Водила свернул на пустом перекрестке и выехал на широкий проспект, зажмурившись от яркого освещения, а на лбу отчетливо появились волнообразные складки.
– Ну, завернул! Развел тему, смерть… А я боюсь, не веришь, боюсь ее. И я был на волоске, почти на том свете. Помню, выезд на встречку, толчок и отключка, а дальше пустота, туннель, далекий голос, возвращение, а потом пронзающая боль, и сознание. Я на кушетке, а в ноздрях катетер зудит. Боль так и ноет, так и жжет, как издевается надо мной, что я, падла, выжил, а рядом, гляжу, точит косу твоя подруга и скалится, будто мне средний палец показывает костлявый. Я бы пнул ее или капельницей огрел, но катетер приковал к матрасу, будь он неладный. После страх пришел. Жуткий, первобытный страх перед этой старухой. Нашла коса на камень! Я крепким оказался камушком, граненным. Не возьмешь голыми руками. Остается только старухе неприличные жесты вертеть.
– Ты следи за дорогой, не отвлекайся, – небрежно усмехнулся Максим. – Вот базар развели как философы! То вполне естественно, что ты перепугался. Любой бы обмочился в том положении. Если спросим Димку, так и он бы вообще в штаны наложил.
Маликов повернулся и отодвинул стекло в кабину. Облокотившись на край кресла, Димка сопел простуженным носом.
– Димон, ты боишься смерти?
Фельдшер недоверчиво покосился, выдавив из ноздрей вязкую струю слизи.
– На кой так пугать? Максим Сергеевич! Тьфу, насморк!
– Вот и Димка боится, – заключил Маликов.
– Ты не подумай, что я трус?! Нет! – оправдывался Димка. – Я иногда люблю с моста на резинке спрыгнуть. Это ли не игра со смертью? Ладно в озеро нырнуть, а тупо в асфальт – вот где адреналин! А я ныряю и ныряю, и мне так хорошо, не поверишь! Непередаваемые ощущения.
– И никто пока не разбился?
– В нашей компании никто. Ходят разговоры, что кто-то когда-то, далеко-далеко. Видимо, специально слухи разводят для рекламы и драйва. Без него западло прыгать.
Подытожив мысль, Димка залез в рюкзак и достал банку энергетика. Открыл крышку с пол оборота и жадно присосался к отверстию.
Максим жестом попросил угостить. Банка пошла по рукам.

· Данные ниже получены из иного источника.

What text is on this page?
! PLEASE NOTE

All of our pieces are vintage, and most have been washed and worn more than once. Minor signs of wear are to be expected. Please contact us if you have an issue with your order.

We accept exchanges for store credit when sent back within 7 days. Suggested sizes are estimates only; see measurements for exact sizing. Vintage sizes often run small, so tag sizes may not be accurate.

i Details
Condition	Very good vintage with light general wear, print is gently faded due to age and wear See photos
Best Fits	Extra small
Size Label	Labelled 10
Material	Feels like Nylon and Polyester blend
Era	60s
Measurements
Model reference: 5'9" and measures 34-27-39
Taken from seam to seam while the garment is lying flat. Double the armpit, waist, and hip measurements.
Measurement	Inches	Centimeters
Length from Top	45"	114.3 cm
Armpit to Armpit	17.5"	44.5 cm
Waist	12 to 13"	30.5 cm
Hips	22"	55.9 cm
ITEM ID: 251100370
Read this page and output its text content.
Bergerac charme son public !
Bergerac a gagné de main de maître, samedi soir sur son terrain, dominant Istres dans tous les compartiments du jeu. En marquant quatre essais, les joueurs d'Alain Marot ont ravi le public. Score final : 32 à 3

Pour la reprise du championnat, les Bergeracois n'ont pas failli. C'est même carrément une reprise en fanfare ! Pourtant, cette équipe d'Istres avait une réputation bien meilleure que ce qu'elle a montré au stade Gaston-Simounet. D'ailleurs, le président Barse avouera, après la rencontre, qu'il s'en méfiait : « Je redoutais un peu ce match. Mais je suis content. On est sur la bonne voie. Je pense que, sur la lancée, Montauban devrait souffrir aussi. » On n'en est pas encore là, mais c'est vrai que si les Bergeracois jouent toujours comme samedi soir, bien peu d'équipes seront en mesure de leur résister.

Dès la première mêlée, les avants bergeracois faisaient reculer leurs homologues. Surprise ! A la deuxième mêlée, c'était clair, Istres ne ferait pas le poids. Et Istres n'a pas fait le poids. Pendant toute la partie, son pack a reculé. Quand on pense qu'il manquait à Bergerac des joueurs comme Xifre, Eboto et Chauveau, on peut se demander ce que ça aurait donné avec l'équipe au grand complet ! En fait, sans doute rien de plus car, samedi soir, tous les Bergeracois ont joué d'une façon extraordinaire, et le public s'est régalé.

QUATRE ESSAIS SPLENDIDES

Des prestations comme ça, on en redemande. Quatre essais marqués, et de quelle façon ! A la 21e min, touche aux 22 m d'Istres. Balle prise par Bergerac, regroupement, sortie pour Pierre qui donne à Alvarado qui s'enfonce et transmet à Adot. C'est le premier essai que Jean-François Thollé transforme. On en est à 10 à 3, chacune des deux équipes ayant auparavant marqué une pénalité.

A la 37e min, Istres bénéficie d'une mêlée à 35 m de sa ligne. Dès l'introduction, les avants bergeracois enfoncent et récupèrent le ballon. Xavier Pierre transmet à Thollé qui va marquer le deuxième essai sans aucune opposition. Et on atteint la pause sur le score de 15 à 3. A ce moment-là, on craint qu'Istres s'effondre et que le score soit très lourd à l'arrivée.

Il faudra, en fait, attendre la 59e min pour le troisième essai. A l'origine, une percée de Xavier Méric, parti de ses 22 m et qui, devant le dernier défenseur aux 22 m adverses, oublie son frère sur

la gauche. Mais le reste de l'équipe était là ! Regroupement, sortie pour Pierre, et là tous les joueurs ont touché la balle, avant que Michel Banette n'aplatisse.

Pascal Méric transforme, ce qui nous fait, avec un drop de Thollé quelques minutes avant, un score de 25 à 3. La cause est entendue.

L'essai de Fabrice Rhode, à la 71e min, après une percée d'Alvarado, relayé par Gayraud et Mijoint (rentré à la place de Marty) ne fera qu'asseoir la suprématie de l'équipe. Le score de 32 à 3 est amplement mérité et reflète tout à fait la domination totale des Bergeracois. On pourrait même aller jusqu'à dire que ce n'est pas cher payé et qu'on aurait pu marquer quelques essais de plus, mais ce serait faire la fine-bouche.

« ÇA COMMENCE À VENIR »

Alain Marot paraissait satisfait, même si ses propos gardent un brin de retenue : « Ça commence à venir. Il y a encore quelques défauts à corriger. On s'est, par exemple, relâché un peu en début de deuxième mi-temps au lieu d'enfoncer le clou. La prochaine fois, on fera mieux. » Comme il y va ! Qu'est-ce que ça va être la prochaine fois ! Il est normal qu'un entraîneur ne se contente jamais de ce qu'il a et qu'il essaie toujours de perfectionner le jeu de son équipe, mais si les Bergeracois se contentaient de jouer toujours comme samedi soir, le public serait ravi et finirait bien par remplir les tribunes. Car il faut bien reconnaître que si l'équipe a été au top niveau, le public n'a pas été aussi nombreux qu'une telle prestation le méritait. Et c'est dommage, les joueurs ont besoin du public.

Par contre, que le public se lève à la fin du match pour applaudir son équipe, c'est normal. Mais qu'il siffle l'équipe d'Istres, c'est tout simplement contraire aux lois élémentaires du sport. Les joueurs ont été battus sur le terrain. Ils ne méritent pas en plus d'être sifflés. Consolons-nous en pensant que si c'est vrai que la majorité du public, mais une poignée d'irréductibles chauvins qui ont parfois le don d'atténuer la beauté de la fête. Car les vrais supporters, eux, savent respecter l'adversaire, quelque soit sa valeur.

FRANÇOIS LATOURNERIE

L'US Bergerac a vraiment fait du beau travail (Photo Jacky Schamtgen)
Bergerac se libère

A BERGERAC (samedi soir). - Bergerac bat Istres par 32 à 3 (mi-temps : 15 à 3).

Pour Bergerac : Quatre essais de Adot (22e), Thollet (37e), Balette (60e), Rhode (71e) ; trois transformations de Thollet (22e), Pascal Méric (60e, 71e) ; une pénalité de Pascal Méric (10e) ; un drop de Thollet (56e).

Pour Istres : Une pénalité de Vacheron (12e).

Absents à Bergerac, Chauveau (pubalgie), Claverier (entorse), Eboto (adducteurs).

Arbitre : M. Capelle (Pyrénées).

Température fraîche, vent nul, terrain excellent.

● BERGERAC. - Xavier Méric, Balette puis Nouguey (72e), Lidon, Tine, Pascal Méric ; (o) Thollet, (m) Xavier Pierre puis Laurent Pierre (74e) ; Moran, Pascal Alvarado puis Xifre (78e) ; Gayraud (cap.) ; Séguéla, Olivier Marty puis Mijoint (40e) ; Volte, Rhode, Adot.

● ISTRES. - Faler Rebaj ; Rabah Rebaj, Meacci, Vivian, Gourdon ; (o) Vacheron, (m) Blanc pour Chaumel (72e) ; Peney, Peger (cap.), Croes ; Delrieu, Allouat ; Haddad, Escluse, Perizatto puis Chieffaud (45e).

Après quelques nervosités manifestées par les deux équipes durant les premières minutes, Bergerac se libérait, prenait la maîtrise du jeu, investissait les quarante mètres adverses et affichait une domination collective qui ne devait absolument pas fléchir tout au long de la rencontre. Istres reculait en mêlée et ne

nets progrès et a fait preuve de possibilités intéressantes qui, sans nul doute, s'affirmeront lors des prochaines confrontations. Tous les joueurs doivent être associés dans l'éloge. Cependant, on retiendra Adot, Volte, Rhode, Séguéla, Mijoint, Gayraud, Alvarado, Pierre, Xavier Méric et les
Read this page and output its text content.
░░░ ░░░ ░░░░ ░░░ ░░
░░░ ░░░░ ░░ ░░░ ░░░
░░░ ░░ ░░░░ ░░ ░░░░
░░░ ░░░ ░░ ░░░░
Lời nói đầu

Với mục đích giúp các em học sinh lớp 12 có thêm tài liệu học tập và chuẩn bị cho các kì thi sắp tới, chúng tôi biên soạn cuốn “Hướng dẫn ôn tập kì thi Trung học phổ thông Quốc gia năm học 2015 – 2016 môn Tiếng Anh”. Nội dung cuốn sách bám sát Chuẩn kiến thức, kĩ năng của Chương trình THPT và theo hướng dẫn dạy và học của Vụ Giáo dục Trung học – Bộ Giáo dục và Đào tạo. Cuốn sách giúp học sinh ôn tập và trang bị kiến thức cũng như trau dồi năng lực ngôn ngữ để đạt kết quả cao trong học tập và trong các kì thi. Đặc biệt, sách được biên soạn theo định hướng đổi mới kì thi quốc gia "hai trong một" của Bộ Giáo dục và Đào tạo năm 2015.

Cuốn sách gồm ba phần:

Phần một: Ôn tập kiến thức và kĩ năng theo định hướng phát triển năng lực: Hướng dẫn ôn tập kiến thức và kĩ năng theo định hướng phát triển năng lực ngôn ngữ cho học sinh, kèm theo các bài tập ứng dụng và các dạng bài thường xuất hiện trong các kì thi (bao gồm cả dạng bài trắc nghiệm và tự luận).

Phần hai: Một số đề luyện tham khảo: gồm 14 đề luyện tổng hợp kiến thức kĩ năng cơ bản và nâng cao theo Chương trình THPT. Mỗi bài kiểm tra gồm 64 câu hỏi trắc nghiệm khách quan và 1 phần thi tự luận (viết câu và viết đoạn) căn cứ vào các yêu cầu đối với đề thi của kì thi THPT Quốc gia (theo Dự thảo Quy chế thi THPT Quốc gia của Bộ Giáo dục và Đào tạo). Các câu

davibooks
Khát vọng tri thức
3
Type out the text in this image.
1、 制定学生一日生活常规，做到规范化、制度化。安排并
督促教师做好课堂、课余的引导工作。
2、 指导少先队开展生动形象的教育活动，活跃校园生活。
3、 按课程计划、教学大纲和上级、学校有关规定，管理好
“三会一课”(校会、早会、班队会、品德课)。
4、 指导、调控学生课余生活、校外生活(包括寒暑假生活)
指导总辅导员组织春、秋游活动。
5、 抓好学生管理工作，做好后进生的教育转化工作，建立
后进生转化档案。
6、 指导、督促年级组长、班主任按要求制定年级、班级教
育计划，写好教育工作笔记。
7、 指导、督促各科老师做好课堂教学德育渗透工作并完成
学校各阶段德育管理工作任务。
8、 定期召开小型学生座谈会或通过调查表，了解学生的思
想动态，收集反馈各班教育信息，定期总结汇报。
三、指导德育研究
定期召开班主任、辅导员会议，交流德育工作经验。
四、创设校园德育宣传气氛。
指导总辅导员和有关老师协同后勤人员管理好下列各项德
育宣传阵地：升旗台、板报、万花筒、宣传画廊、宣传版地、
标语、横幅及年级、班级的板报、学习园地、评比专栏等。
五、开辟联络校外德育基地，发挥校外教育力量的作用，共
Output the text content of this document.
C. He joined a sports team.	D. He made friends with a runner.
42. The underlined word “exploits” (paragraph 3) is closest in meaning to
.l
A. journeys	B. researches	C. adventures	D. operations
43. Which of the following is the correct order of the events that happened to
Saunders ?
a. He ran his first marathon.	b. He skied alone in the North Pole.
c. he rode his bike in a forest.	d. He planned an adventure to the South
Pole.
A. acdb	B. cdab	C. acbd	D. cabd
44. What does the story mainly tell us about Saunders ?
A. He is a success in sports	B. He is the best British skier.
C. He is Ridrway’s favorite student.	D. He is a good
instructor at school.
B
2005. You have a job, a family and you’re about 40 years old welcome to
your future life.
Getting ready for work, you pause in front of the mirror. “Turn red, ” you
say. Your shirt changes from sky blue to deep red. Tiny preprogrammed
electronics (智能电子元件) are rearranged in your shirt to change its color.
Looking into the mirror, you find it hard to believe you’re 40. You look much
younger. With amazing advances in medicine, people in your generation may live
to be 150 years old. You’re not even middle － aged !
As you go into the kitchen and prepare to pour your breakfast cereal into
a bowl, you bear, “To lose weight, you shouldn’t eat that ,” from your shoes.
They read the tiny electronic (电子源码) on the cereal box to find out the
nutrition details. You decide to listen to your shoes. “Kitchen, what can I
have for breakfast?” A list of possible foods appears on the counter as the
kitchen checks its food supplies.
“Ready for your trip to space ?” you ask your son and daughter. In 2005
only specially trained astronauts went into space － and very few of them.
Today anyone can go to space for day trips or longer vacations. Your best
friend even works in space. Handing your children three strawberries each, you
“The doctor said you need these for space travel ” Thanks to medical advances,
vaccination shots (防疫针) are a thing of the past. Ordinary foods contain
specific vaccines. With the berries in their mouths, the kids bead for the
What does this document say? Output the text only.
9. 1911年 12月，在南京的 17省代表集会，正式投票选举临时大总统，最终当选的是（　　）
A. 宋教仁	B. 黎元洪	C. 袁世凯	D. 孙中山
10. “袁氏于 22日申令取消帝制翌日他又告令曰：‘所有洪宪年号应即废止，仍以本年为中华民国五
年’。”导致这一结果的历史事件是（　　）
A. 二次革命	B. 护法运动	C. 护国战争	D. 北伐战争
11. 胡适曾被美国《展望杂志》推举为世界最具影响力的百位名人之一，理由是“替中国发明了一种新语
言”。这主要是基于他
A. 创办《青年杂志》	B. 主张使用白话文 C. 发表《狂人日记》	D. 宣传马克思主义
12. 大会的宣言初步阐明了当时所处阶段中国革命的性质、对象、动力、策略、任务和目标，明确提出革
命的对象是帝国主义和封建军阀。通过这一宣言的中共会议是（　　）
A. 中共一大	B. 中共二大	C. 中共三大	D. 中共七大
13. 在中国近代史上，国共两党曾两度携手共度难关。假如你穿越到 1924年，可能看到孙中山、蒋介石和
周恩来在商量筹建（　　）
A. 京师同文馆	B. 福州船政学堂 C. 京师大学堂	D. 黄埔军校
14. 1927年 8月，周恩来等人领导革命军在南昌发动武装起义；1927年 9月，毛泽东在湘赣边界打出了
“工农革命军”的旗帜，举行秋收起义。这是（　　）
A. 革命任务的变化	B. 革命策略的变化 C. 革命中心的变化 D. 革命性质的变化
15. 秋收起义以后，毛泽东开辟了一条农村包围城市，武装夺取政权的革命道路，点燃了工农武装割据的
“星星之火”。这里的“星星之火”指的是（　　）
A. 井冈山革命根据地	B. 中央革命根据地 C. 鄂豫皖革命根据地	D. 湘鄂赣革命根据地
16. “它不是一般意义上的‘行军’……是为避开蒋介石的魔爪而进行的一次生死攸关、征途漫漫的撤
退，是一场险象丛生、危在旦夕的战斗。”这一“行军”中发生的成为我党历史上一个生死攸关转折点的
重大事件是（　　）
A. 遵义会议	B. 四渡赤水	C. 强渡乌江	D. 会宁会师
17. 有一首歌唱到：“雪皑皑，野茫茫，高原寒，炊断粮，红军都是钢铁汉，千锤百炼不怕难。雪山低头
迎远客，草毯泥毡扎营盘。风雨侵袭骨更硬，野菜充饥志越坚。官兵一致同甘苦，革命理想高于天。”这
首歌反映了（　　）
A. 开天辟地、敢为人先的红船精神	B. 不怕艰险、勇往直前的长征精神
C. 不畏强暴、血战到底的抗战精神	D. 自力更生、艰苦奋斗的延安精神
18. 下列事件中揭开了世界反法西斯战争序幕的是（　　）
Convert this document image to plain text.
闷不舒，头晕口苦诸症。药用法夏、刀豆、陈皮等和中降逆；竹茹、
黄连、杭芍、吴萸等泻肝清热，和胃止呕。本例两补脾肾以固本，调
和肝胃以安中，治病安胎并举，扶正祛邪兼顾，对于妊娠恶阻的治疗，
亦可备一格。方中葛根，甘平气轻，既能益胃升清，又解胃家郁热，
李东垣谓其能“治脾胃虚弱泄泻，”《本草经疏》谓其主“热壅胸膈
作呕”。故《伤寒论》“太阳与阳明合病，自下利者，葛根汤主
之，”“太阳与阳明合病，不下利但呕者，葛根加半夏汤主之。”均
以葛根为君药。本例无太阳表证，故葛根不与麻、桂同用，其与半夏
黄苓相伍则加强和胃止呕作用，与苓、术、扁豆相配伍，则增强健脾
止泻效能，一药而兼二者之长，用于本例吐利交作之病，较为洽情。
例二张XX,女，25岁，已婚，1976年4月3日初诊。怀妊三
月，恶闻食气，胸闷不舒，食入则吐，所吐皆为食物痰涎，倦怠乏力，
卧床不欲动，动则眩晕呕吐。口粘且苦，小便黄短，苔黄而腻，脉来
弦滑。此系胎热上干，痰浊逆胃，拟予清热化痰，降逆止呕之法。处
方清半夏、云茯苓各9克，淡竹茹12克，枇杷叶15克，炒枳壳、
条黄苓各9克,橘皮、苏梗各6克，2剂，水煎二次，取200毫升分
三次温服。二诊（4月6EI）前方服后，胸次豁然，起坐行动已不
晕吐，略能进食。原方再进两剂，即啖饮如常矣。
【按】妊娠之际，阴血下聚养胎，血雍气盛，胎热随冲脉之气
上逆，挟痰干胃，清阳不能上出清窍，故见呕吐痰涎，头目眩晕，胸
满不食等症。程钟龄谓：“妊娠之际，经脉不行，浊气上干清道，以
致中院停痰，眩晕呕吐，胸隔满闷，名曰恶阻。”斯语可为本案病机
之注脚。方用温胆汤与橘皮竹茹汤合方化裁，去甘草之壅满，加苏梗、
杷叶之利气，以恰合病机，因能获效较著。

– Пить хочется как в похмелье, – тяжело вздохнул Димка и откинулся в кресле, заворожено уставившись в мелькавшие светофоры.
Скорая завернула в узкий переулок, приминая тонкие лужи, и въехала в темный двор. Вокруг ни души, будто ничего не произошло. Первозданная тишина и покой. Симыч даже не собирался включать проблесковый маяк и сирену.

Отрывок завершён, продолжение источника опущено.